Sunday, January 20, 2013

Silent Film Star: Betty Compson and her video gallery.

Betty Compson (March 19, 1897 – April 18, 1974), father died when she was young, and she dropped out of school to earn a living for herself and her mother. She landed a job as a violinist in a Salt Lake City, Utah, theater.

After, Compson made 25 short films in 1916. She performed in, The Miracle Man (1919). A dramatic film based on a 1914 play by George M. Cohan, which  is based on the novel of the same title by Frank L. Packard. Cast: Thomas Meighan, Betty Compson, and Lon Chaney. The film made overnight successes of the three stars..

In 1920, she began to run her own company. She worked at the Hollywood Brunton studio and acquired three stories for films. Her first movie as producer was, Prisoners of Love (1921). She played the role of Blanche Davis, a girl born to wealth and cursed by beauty.

Next she went on to complete the film, The Woman With Four Faces (1923), she then signed on with a London, England motion picture company. There she starred in a series of four films directed by Graham Cutts.

The first of these was a movie version of an English play called, Woman to Woman (1924), the screenplay for which was co-written by Cutts and Alfred Hitchcock.

In 1928, she performed in Court-Martial as Belle Starr. A silent film directed by George B. Seitz, starring Jack Holt and Frank Austin as Abraham Lincoln. One sequence was filmed in an early Technicolor process. It is unclear whether the film survives in full or in part, or is a lost film. She also performed in the silent film The Barker, which contained some talking scenes.

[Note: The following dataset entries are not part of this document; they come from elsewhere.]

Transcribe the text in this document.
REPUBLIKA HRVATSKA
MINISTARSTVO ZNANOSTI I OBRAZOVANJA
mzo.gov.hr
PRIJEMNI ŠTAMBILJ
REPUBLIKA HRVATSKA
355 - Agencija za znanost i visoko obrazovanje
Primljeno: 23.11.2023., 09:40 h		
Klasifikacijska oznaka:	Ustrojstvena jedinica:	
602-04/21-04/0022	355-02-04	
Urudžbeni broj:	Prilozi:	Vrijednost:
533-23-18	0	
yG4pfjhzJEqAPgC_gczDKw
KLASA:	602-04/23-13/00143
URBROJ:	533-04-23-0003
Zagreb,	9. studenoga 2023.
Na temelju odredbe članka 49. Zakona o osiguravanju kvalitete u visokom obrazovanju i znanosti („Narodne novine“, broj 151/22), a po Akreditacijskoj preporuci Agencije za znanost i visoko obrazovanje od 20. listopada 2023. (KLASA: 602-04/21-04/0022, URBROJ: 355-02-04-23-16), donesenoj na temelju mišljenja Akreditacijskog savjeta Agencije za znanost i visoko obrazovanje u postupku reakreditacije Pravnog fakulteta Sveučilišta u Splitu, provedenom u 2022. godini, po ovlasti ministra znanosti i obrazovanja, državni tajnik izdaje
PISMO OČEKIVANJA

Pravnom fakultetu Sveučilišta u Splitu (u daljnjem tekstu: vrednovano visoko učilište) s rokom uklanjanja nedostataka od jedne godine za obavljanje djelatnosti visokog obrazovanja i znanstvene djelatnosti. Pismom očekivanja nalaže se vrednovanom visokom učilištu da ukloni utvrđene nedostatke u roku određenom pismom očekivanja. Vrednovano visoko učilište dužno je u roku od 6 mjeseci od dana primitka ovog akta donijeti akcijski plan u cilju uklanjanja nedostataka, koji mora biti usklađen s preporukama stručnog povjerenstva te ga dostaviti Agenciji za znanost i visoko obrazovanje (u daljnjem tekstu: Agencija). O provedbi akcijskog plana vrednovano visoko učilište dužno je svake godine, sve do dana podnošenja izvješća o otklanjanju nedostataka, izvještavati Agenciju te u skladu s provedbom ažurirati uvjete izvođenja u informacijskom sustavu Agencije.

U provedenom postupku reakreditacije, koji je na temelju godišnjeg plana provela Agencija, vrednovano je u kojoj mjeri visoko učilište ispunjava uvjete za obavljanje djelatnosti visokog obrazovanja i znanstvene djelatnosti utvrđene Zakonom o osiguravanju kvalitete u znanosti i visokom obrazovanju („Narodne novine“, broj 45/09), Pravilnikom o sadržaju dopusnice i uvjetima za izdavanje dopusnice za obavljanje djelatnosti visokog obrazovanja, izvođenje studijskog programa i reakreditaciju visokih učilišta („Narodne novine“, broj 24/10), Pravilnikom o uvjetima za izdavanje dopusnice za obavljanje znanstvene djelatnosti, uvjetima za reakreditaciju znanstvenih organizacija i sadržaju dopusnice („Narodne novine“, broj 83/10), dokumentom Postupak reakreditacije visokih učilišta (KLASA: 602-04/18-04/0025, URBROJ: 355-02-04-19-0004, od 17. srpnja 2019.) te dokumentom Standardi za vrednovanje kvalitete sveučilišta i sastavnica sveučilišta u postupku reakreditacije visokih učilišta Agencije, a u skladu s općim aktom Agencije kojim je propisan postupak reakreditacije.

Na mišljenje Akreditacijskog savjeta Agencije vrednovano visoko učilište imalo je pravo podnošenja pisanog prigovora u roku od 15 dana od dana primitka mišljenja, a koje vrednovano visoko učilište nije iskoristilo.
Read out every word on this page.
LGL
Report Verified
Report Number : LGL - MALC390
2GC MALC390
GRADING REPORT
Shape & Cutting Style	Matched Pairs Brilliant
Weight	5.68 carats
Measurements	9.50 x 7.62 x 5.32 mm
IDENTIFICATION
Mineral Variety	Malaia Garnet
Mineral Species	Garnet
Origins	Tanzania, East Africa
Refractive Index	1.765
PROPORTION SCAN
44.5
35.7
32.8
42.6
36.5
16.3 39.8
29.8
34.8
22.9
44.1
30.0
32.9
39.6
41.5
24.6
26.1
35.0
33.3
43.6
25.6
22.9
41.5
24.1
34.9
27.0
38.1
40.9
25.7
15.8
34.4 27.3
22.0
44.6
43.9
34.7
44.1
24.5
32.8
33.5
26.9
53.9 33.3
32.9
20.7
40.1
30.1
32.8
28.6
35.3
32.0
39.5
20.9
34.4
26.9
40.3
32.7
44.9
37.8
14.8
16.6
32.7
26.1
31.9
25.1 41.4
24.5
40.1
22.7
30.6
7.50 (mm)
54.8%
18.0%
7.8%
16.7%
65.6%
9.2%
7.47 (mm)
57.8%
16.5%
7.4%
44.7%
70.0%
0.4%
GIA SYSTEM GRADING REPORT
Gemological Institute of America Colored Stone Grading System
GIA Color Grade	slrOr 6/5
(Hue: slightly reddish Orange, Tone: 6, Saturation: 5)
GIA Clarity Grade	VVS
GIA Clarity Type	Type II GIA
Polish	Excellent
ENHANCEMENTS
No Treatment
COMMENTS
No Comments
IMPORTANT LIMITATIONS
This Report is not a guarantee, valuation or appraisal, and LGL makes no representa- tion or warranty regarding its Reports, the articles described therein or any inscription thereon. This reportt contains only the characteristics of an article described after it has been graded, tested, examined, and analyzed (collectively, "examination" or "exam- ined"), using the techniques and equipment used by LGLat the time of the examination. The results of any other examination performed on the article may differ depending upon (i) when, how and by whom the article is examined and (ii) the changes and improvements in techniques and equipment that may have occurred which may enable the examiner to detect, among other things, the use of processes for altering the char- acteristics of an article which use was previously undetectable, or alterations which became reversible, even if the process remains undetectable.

Compson, was nominated for the Academy Award for Best Actress in the silent film, The Barker. A romantic drama, which tells the story of a woman who comes between a man and his estranged son. Cast: Milton Sills, Dorothy Mackaill, Betty Compson, and Douglas Fairbanks, Jr. and Directed by George Fitzmaurice.

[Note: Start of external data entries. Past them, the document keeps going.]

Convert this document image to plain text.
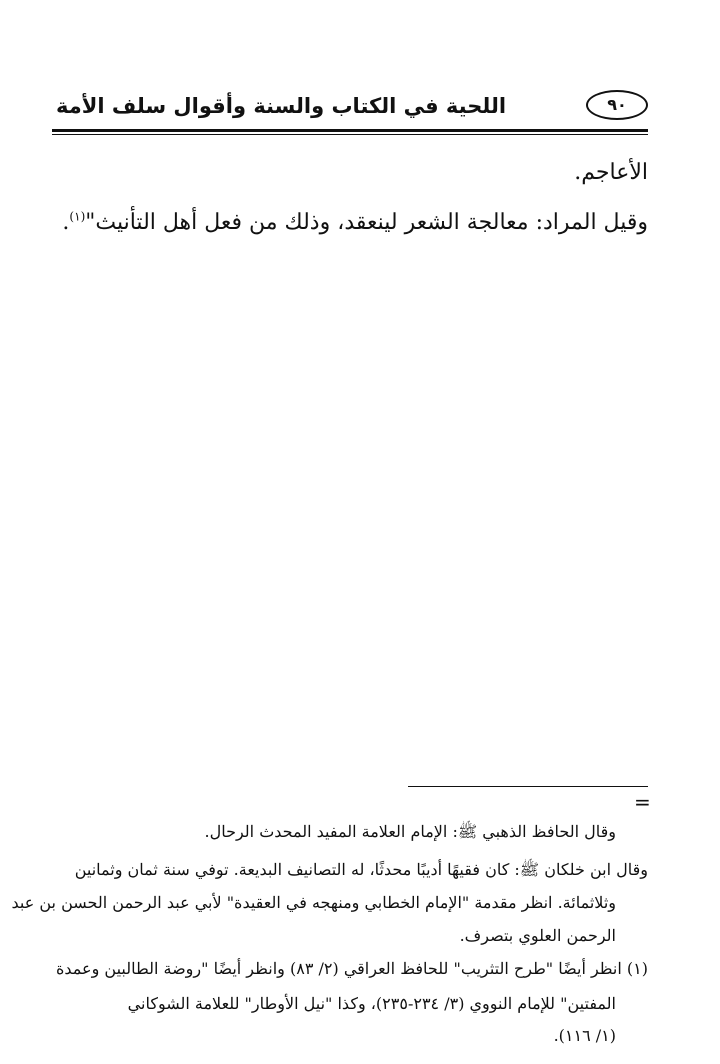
اللحية في الكتاب والسنة وأقوال سلف الأمة	٩٠
الأعاجم.
وقيل المراد: معالجة الشعر لينعقد، وذلك من فعل أهل التأنيث"$^{(١)}$.
=
وقال الحافظ الذهبي ﷺ: الإمام العلامة المفيد المحدث الرحال.
وقال ابن خلكان ﷺ: كان فقيهًا أديبًا محدثًا، له التصانيف البديعة. توفي سنة ثمان وثمانين
وثلاثمائة. انظر مقدمة "الإمام الخطابي ومنهجه في العقيدة" لأبي عبد الرحمن الحسن بن عبد
الرحمن العلوي بتصرف.
(١) انظر أيضًا "طرح التثريب" للحافظ العراقي (٢/ ٨٣) وانظر أيضًا "روضة الطالبين وعمدة
المفتين" للإمام النووي (٣/ ٢٣٤-٢٣٥)، وكذا "نيل الأوطار" للعلامة الشوكاني
(١/ ١١٦).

Soon after, she became one of the busiest actors in the new talking cinema. Unlike a number of other female stars of silent film, her voice recorded well. Although she was not a singer, she performed in musicals, in which her singing voice was dubbed.

One of her most revered silent films was the drama, The Docks of New York (1928), best known for its dark visual ambiance and superb performances. Directed by Josef von Sternberg. Cast: George Bancroft, Betty Compson, and Baclanova.

The story is about a strong ship stoker name Bill and the beautiful woman named Mae, who he saves from drowning. She was attempting suicide, because she was ashamed living out her life as a prostitute. They get "married" the same night they meet.

The next morning Bill must go back to sea. Mae is upset when he tells her that he was "just having a good time" and wasn't serious. She is later accused of stealing clothes from a store (which he stole in order for her to have clothes to wear). He decides to stay and takes the sixty-day punishment for her.

In 1930, she made a version of, The Spoilers in which she played. The role later portrayed by Marlene Dietrich in the 1942 remake, while Gary Cooper played the part in the later film by John Wayne, perhaps the only time that Cooper and Wayne played the same role.

One major film in which she did not appear was, Gone With the Wind. Although she shot a Technicolor screen test for the role of Belle Watling, she was not cast in the role.

Compson's, last film was Here Comes Trouble (1948). She retired following that film and helped her husband run a business called "Ashtrays Unlimited".

Please click here to view her video gallery.


  1. Thanks for an enlightening post, Dawn. I have never been able to quite put my finger on Betty. I know she was successful, but somehow she eludes me. Nice to know more about her and that she was able to be active in films for so long.

  2. I like how you highlight some of these (to me) lesser-known silent era stars. Betty Compson reminds me of Joan Blondell in a way... And I love some of these clothes she's wearing!

  3. FlickChick, I just learned about Betty Compson, myself. Now, I'm going to be on a look out for her films.